GPT est basé sur une imitation du langage humain
D’un point de vue plus futuriste, la question peut se complexifier en cas d »incarnation physique — en présence d’un robot qui nous ressemble. D’un côté, on devine facilement qu’il s’agit d’une machine ; de l’autre, un visage fait appel à nos émotions. Le robot Ameca, conçu par Engineered Arts, dispose d’expressions faciales censées être réalistes (joie, interrogation, tristesse, dégout…). Le modèle de langage GPT-3 lui a été intégré. En clair, une IA de type chatbot a été intégré au robot. La vidéo qui en découle montre une discussion très poussive, mais tout de même perturbante.

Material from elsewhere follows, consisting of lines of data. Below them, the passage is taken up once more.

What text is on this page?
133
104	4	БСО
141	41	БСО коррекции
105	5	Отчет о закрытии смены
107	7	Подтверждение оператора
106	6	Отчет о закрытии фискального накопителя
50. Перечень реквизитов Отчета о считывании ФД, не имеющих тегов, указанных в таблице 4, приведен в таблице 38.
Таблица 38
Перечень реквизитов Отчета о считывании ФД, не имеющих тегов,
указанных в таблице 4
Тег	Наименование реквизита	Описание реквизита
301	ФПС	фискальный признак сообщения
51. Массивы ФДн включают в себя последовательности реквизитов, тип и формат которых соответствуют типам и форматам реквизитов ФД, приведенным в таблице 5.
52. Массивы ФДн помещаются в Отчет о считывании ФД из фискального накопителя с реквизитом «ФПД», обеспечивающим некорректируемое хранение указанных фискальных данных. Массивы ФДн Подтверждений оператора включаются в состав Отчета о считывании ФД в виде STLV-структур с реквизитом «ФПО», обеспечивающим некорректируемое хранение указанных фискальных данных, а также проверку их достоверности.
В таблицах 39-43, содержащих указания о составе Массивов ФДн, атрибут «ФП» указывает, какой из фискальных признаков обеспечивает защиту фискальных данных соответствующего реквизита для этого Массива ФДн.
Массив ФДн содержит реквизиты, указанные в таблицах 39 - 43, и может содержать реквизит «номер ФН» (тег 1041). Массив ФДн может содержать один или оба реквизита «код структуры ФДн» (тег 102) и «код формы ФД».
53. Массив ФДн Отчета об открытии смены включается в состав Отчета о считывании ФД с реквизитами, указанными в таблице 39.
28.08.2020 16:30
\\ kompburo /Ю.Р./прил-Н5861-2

Or, le GPT-3 intégré à Ameca est l’ancêtre de ChatGPT, qui est lui-même un dérivé de GPT-3.5. C’est un modèle de langage conçu littéralement pour imiter le langage humain. Ce qui n’est qu’en gestation avec ChatGPT relève donc bel et bien des contours d’un futur un peu plus flou quant à notre relation humain/machine.
Il y a un facteur psychologique. Récemment, un ingénieur de Google a clamé dans tous les médias que l’IA sur laquelle il travaillait était « aussi consciente qu’un collègue ». Il était ainsi persuadé d’être son ami. Il a finalement été licencié pour cette déclaration qui ne reposait pas sur des bases scientifiques.